I run PostgreSQL 9.3.5 on Windows 7, 64-bit.
My data arrives quarterly, in multiple tables (table1, ..., tableN) that are linked, intra-period, by cross-table constraints based on key identifiers. Among other columns, each table has identifiers that persist over time: pfi - persistent feature identifier and ufi - universal feature identifier.
pfi is unique per table (it's exceedingly rare that table1.pfi = table2.pfi.
ufi is unique across all tables and across all time. It's not a hash of the row data, but you could think of it as such.

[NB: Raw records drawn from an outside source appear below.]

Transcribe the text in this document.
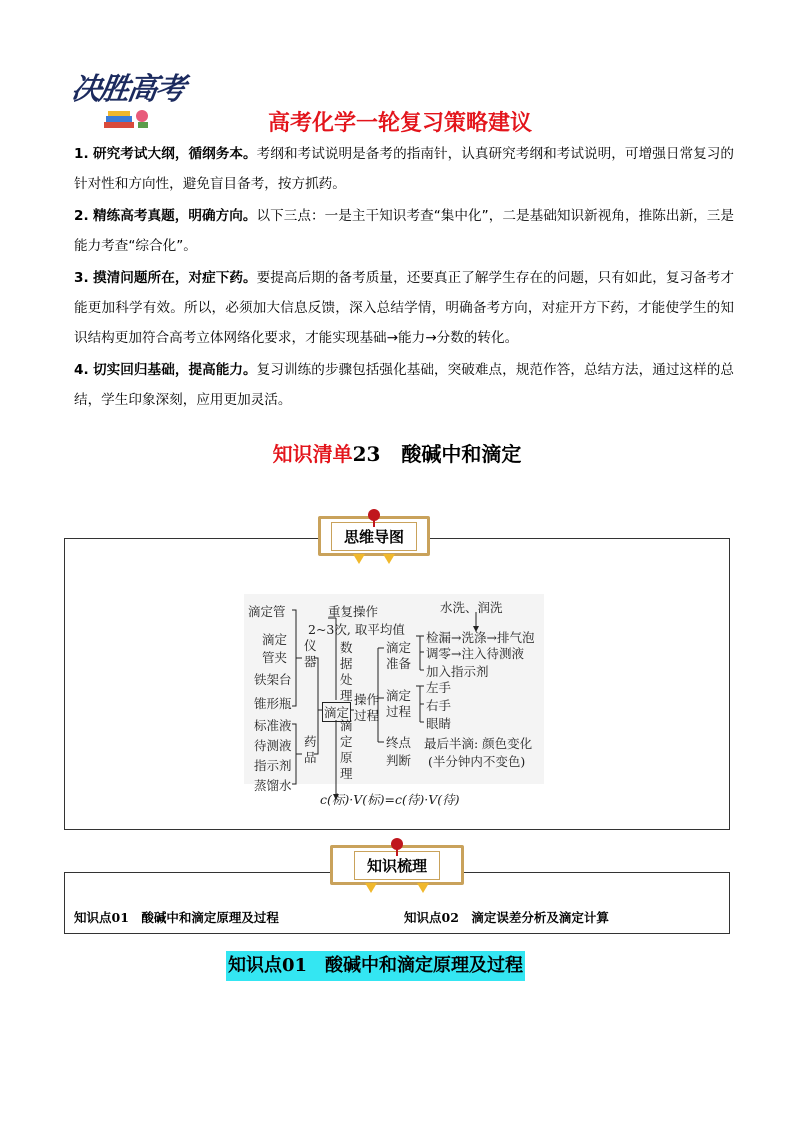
决胜高考
高考化学一轮复习策略建议
1. 研究考试大纲，循纲务本。考纲和考试说明是备考的指南针，认真研究考纲和考试说明，可增强日常复习的针对性和方向性，避免盲目备考，按方抓药。
2. 精练高考真题，明确方向。以下三点：一是主干知识考查“集中化”，二是基础知识新视角，推陈出新，三是能力考查“综合化”。
3. 摸清问题所在，对症下药。要提高后期的备考质量，还要真正了解学生存在的问题，只有如此，复习备考才能更加科学有效。所以，必须加大信息反馈，深入总结学情，明确备考方向，对症开方下药，才能使学生的知识结构更加符合高考立体网络化要求，才能实现基础→能力→分数的转化。
4. 切实回归基础，提高能力。复习训练的步骤包括强化基础，突破难点，规范作答，总结方法，通过这样的总结，学生印象深刻，应用更加灵活。
知识清单23 酸碱中和滴定
思维导图
滴定管
滴定
管夹
铁架台
锥形瓶
仪器
标准液
待测液
指示剂
蒸馏水
药品
滴定
重复操作
2~3次, 取平均值
数据处理
滴定原理
操作过程
滴定准备
检漏→洗涤→排气泡
调零→注入待测液
加入指示剂
水洗、润洗
滴定过程
左手
右手
眼睛
终点判断
最后半滴: 颜色变化
(半分钟内不变色)
c(标)·V(标)=c(待)·V(待)
知识梳理
知识点01　酸碱中和滴定原理及过程	知识点02　滴定误差分析及滴定计算
知识点01　酸碱中和滴定原理及过程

Each period, in each table, some new pfiare brought into being and some old pfi are retired. Some pfi change attributes. ufi tracks any change to any attribute for a given pfi(row), so to fetch changed (and new) rows for table1 it's simply a matter of:
-- 1st query
select a.*
into vm201512.property_d
from vm201512.property a
where not exists (select 1 from vm201412.property where ufi = a.ufi);
This selects all rows which are either new (new pfi) or changed in at least one column.

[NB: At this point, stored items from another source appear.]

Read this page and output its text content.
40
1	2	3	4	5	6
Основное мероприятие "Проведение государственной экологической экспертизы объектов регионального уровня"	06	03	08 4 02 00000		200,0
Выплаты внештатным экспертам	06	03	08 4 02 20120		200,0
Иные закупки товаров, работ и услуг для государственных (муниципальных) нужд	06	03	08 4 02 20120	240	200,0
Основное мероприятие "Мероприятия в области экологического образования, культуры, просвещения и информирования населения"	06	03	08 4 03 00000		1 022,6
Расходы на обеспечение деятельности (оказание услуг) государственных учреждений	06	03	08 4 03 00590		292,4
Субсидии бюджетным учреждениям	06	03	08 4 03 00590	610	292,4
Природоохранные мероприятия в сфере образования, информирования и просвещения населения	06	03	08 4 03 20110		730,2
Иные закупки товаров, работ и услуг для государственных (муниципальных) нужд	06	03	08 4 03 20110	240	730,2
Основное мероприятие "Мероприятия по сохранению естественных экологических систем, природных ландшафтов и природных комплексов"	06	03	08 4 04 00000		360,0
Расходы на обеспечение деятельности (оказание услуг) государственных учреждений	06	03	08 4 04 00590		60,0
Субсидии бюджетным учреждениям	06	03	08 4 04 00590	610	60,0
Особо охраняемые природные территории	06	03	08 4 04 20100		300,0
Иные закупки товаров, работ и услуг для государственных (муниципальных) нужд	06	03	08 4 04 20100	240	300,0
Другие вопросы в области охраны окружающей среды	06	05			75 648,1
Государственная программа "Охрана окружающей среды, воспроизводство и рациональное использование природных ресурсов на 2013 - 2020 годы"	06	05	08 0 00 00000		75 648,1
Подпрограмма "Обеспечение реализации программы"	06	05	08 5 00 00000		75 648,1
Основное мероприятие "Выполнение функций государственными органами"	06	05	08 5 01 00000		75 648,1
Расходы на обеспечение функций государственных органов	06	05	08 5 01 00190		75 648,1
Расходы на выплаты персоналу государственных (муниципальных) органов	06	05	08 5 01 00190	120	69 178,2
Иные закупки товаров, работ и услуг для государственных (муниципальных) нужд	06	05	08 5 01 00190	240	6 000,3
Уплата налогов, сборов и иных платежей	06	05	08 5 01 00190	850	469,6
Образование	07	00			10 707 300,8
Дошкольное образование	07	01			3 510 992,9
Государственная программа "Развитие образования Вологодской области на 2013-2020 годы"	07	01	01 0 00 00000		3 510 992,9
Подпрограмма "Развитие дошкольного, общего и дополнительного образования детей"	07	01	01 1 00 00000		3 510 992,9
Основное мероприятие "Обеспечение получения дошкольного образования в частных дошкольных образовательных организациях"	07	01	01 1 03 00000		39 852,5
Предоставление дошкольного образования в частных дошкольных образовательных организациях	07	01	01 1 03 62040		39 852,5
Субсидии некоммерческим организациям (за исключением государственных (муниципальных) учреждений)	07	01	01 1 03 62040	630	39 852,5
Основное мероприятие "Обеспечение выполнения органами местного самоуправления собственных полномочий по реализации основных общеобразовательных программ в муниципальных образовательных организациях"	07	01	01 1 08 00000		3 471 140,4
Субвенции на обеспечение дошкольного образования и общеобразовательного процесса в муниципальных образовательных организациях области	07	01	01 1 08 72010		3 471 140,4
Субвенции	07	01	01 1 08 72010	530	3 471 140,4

About 96% of each table remains unchanged in every respect. Accordingly, in analysing the cross-period changes I build a table that only includes changed and new data. This reduces the table size from ~3.5m rows to ~225k rows: that's a BIG reduction if you subsequently do spatial comparisons with relatively-complex polygons and multiple (spatial and non-spatial) JOINs.
The property table has relatively few columns, so I can identify which elements of the data have changes as follows:
-- 2nd query
create table vm201512.property_d_changes as
select pfi,
case when a.view_pfi=b.view_pfi then 0::int else 1::INT end as view_pfi,
case when a.status=b.status then 0::int else 1::INT end as status,
case when a.property_type=b.property_type then 0::int else 1::INT end as property_type,
-- ... more columns
from vm201512.property_d a -- table created with first query
join vm201412.property b using (pfi);
This gives me a nice table where I can determine precisely what changes happened to a changed (not new) row. I can figure out that pfi 123456 had changes to its propnum and its status; I can figure out how many pfi had changes to their view_pfi - that sort of thing.
Several of the other tables have >50 columns, which makes the case statement unwieldy (I realise it only has to be coded once, but what if the data structure changes?)
Question
With two rows in 2 different tables new.table1, old.table1 where new.table1.pfi = old.table1.pfi and one or more columns different, is there a parsimonious, elegant PostgreSQL statement to figure out the changed columns? Or am I stuck with CASE?
I realise I could write a dynamic function to loop through all columns for a given table, and build the query with CASE statements.